There is no lab assay available to detect the venom of a funnel-web spider easily. Laboratory evaluation should include serum creatinine kinase, electrolytes, renal function, glucose; arterial or venous blood gas to assess for hypoxia; and coagulation studies to assess for disseminated intravascular coagulation.
The bite from a funnel-web spider can cause very severe symptoms that can worsen and progress rapidly, and the primary treatment is antivenom known as FWSAV. Therefore, all bites from large, black spiders in the endemic areas should be treated as funnel-web spider bites. First-aid treatment for a suspected funnel-web spider envenomation starts with cleansing the area with soap and tap water, then immediately applying a pressure immobilization bandage. This technique combines a light pressure bandage with immobilizing the affected area as if it were being splinted. This technique limits the spread of the venom throughout the body and minimizes the area affected by the bite. There is also evidence suggesting that the applied pressure and prolonged localization inactivate the venom. Emergency medical treatment should be sought as soon as possible. It is critical to maintain the pressure immobilization bandage until the patient is evaluated by trained medical personnel in an emergency department. The pressure immobilization bandage should not be removed prematurely as this can cause systemic mobilization of the venom. Before removal of the pressure immobilization bandage, intravenous access should be established, and the patient should be connected to appropriate cardiorespiratory monitoring, while a supply of antivenom is obtained and readily available for administration. A patient who does not show any symptoms of systemic envenomation may deteriorate rapidly once the bandage is removed. The primary treatment is antivenom FWSAV; however, other supportive measures may be indicated. Antivenom should be given at the earliest sign of systemic envenomation. For patients without any development of systemic symptoms, monitoring should occur for 4 to 6 hours from the time of the envenomation or, if pressure bandage applied, from the time of removal. Antivenom is not indicated if the patient only has localized symptoms after an appropriate observation period.

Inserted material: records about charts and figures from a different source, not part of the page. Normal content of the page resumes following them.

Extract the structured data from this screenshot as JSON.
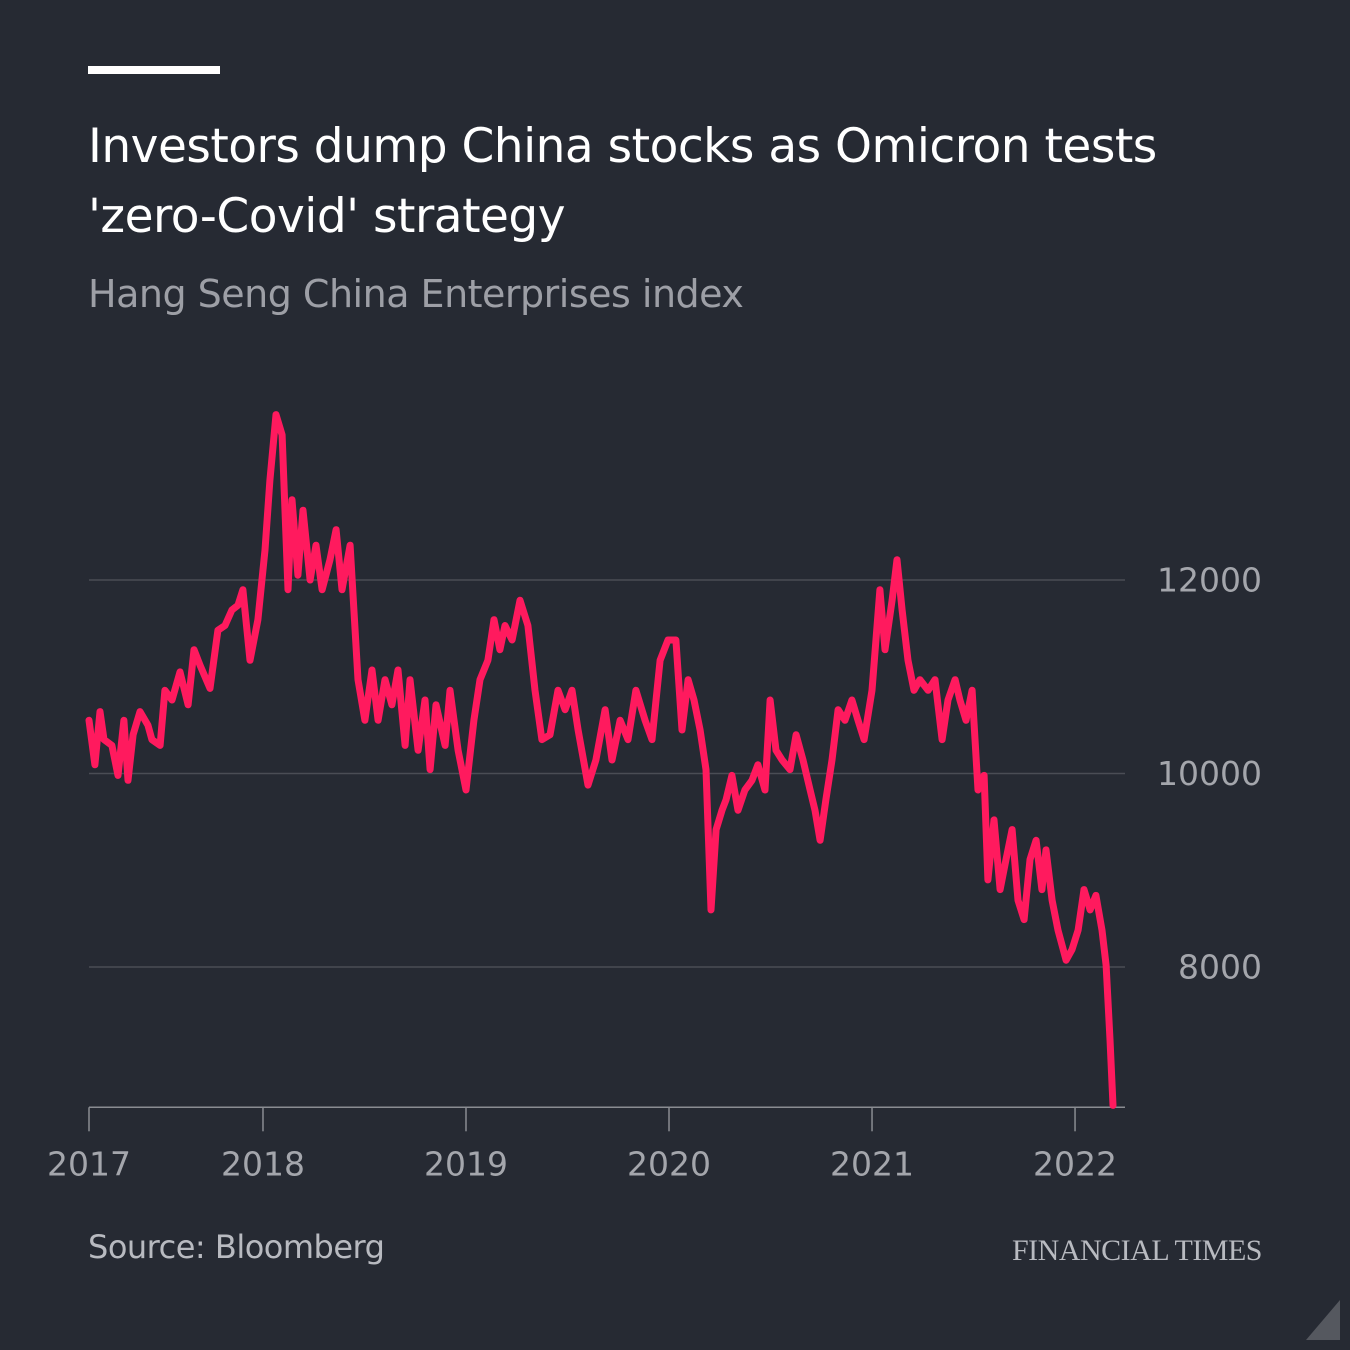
{
  "chart_data": {
    "type": "line",
    "title": "Investors dump China stocks as Omicron tests 'zero-Covid' strategy",
    "subtitle": "Hang Seng China Enterprises index",
    "source": "Source: Bloomberg",
    "brand": "FINANCIAL TIMES",
    "color": "#ff1a5e",
    "grid": true,
    "xlim": [
      2017.143,
      2022.187
    ],
    "xticks": [
      {
        "value": 2017.143,
        "label": "2017"
      },
      2018,
      2019,
      2020,
      2021,
      2022
    ],
    "ylim": [
      6550,
      14000
    ],
    "yticks": [
      8000,
      10000,
      12000
    ],
    "x": [
      2017.143,
      2017.172,
      2017.197,
      2017.217,
      2017.256,
      2017.286,
      2017.315,
      2017.335,
      2017.36,
      2017.394,
      2017.433,
      2017.453,
      2017.493,
      2017.517,
      2017.552,
      2017.591,
      2017.631,
      2017.66,
      2017.69,
      2017.739,
      2017.778,
      2017.813,
      2017.847,
      2017.877,
      2017.901,
      2017.936,
      2017.975,
      2018.01,
      2018.034,
      2018.064,
      2018.094,
      2018.123,
      2018.143,
      2018.172,
      2018.197,
      2018.232,
      2018.261,
      2018.291,
      2018.33,
      2018.36,
      2018.389,
      2018.429,
      2018.468,
      2018.502,
      2018.537,
      2018.567,
      2018.601,
      2018.635,
      2018.665,
      2018.7,
      2018.724,
      2018.764,
      2018.798,
      2018.823,
      2018.852,
      2018.897,
      2018.921,
      2018.961,
      2019.0,
      2019.039,
      2019.069,
      2019.108,
      2019.138,
      2019.167,
      2019.192,
      2019.227,
      2019.266,
      2019.305,
      2019.34,
      2019.374,
      2019.414,
      2019.453,
      2019.488,
      2019.522,
      2019.552,
      2019.601,
      2019.64,
      2019.685,
      2019.719,
      2019.759,
      2019.798,
      2019.837,
      2019.882,
      2019.916,
      2019.956,
      2019.995,
      2020.034,
      2020.064,
      2020.094,
      2020.123,
      2020.153,
      2020.182,
      2020.207,
      2020.232,
      2020.261,
      2020.281,
      2020.31,
      2020.34,
      2020.374,
      2020.409,
      2020.438,
      2020.473,
      2020.498,
      2020.527,
      2020.557,
      2020.596,
      2020.626,
      2020.66,
      2020.695,
      2020.719,
      2020.744,
      2020.773,
      2020.803,
      2020.833,
      2020.867,
      2020.901,
      2020.931,
      2020.961,
      2021.0,
      2021.039,
      2021.064,
      2021.099,
      2021.123,
      2021.148,
      2021.177,
      2021.207,
      2021.236,
      2021.276,
      2021.31,
      2021.345,
      2021.374,
      2021.409,
      2021.433,
      2021.463,
      2021.493,
      2021.522,
      2021.552,
      2021.571,
      2021.601,
      2021.631,
      2021.66,
      2021.69,
      2021.719,
      2021.749,
      2021.778,
      2021.808,
      2021.837,
      2021.857,
      2021.887,
      2021.916,
      2021.956,
      2021.985,
      2022.015,
      2022.044,
      2022.074,
      2022.103,
      2022.133,
      2022.153,
      2022.172,
      2022.187
    ],
    "values": [
      10550,
      10090,
      10640,
      10350,
      10290,
      9980,
      10550,
      9930,
      10400,
      10640,
      10500,
      10350,
      10290,
      10860,
      10760,
      11050,
      10710,
      11280,
      11120,
      10880,
      11480,
      11530,
      11690,
      11740,
      11900,
      11170,
      11590,
      12310,
      13030,
      13710,
      13500,
      11900,
      12830,
      12050,
      12720,
      12000,
      12360,
      11900,
      12210,
      12520,
      11900,
      12360,
      10970,
      10550,
      11070,
      10550,
      10970,
      10710,
      11070,
      10290,
      10970,
      10240,
      10760,
      10040,
      10710,
      10290,
      10860,
      10240,
      9830,
      10550,
      10970,
      11170,
      11590,
      11280,
      11530,
      11380,
      11790,
      11530,
      10860,
      10350,
      10400,
      10860,
      10660,
      10860,
      10450,
      9880,
      10140,
      10660,
      10140,
      10550,
      10350,
      10860,
      10550,
      10350,
      11170,
      11380,
      11380,
      10450,
      10970,
      10760,
      10450,
      10040,
      8590,
      9420,
      9620,
      9730,
      9980,
      9620,
      9830,
      9930,
      10090,
      9830,
      10760,
      10240,
      10140,
      10040,
      10400,
      10140,
      9830,
      9620,
      9310,
      9730,
      10140,
      10660,
      10550,
      10760,
      10550,
      10350,
      10860,
      11900,
      11280,
      11790,
      12210,
      11690,
      11170,
      10860,
      10970,
      10860,
      10970,
      10350,
      10760,
      10970,
      10760,
      10550,
      10860,
      9830,
      9980,
      8900,
      9520,
      8800,
      9110,
      9420,
      8690,
      8490,
      9110,
      9310,
      8800,
      9210,
      8690,
      8380,
      8070,
      8180,
      8380,
      8800,
      8590,
      8740,
      8380,
      8020,
      7250,
      6570
    ]
  }
}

Differential diagnosis includes other insect or spider bites, cutaneous abscess (=/-) MRSA, anthrax, herpes zoster, pyoderma gangrenosum, Stevens-Johnson syndrome, and toxic epidermal necrolysis.
Primary consultation should include a medical toxicologist or the local poison center.

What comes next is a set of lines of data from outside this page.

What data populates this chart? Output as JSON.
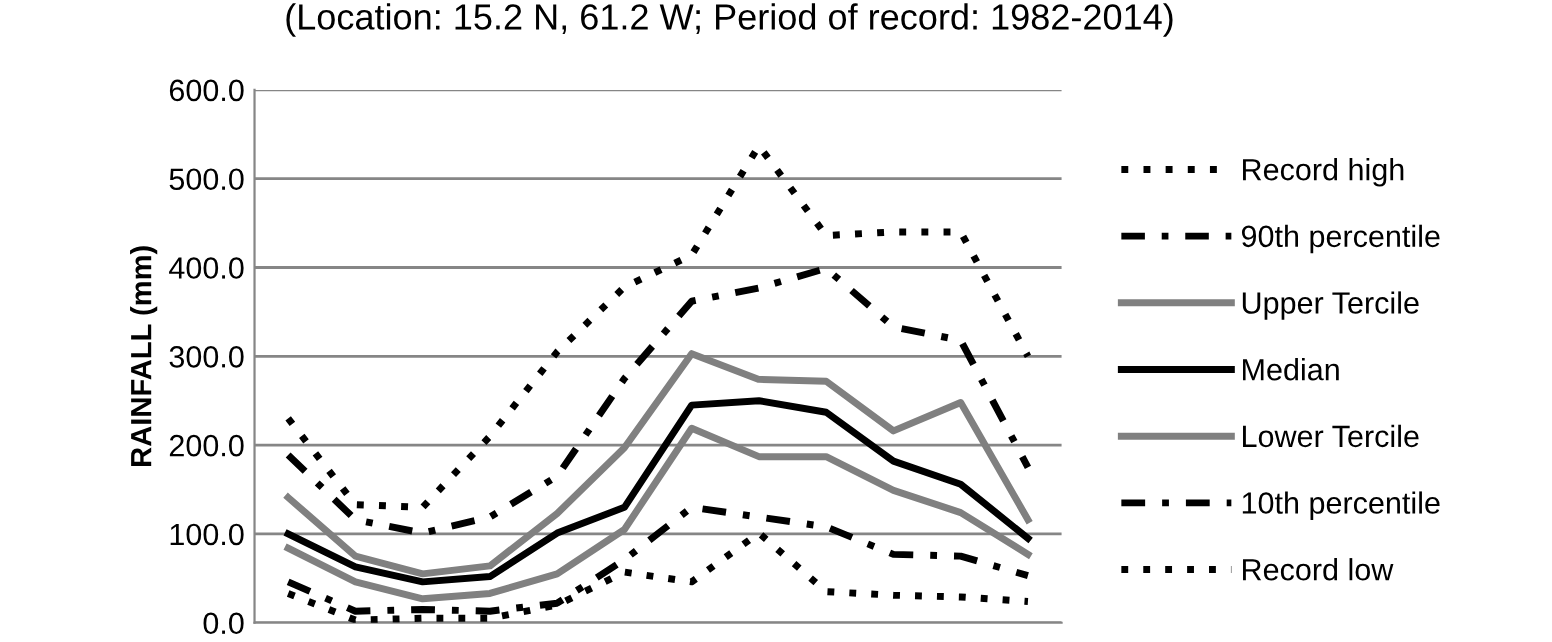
{
  "chart_data": {
    "type": "line",
    "title": "(Location: 15.2 N, 61.2 W; Period of record: 1982-2014)",
    "ylabel": "RAINFALL (mm)",
    "categories": [
      null,
      null,
      null,
      null,
      null,
      null,
      null,
      null,
      null,
      null,
      null,
      null
    ],
    "series": [
      {
        "name": "Record high",
        "color": "#000000",
        "line_style": "dotted",
        "values": [
          230,
          133,
          130,
          210,
          305,
          378,
          414,
          537,
          436,
          440,
          440,
          300
        ]
      },
      {
        "name": "90th percentile",
        "color": "#000000",
        "line_style": "dashdot",
        "values": [
          189,
          116,
          101,
          119,
          165,
          275,
          362,
          377,
          399,
          333,
          318,
          175
        ]
      },
      {
        "name": "Upper Tercile",
        "color": "#808080",
        "line_style": "solid",
        "values": [
          141,
          75,
          55,
          64,
          123,
          197,
          303,
          274,
          272,
          216,
          248,
          116
        ]
      },
      {
        "name": "Median",
        "color": "#000000",
        "line_style": "solid",
        "values": [
          100,
          63,
          46,
          52,
          101,
          130,
          245,
          250,
          237,
          182,
          156,
          95
        ]
      },
      {
        "name": "Lower Tercile",
        "color": "#808080",
        "line_style": "solid",
        "values": [
          84,
          46,
          27,
          33,
          55,
          105,
          219,
          187,
          187,
          149,
          124,
          77
        ]
      },
      {
        "name": "10th percentile",
        "color": "#000000",
        "line_style": "dashdot",
        "values": [
          46,
          13,
          15,
          13,
          22,
          71,
          130,
          119,
          108,
          77,
          75,
          53
        ]
      },
      {
        "name": "Record low",
        "color": "#000000",
        "line_style": "dotted",
        "values": [
          33,
          3,
          5,
          5,
          20,
          57,
          46,
          101,
          35,
          31,
          29,
          24
        ]
      }
    ],
    "ylim": [
      0,
      600
    ],
    "yticks": [
      {
        "value": 0,
        "label": "0.0"
      },
      {
        "value": 100,
        "label": "100.0"
      },
      {
        "value": 200,
        "label": "200.0"
      },
      {
        "value": 300,
        "label": "300.0"
      },
      {
        "value": 400,
        "label": "400.0"
      },
      {
        "value": 500,
        "label": "500.0"
      },
      {
        "value": 600,
        "label": "600.0"
      }
    ],
    "grid": "y",
    "legend": "right",
    "marker": "none"
  }
}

Critical care specialists should be consulted for inpatient monitoring for all symptomatic patients.
Recommended follow-up with healthcare team including primary care, nursing, and medical toxicologist should occur for anyone given antivenom, to assure no development of serum sickness.
All treating physicians and primary providers including nurse practitioners should educate on outdoor safety and close follow-up.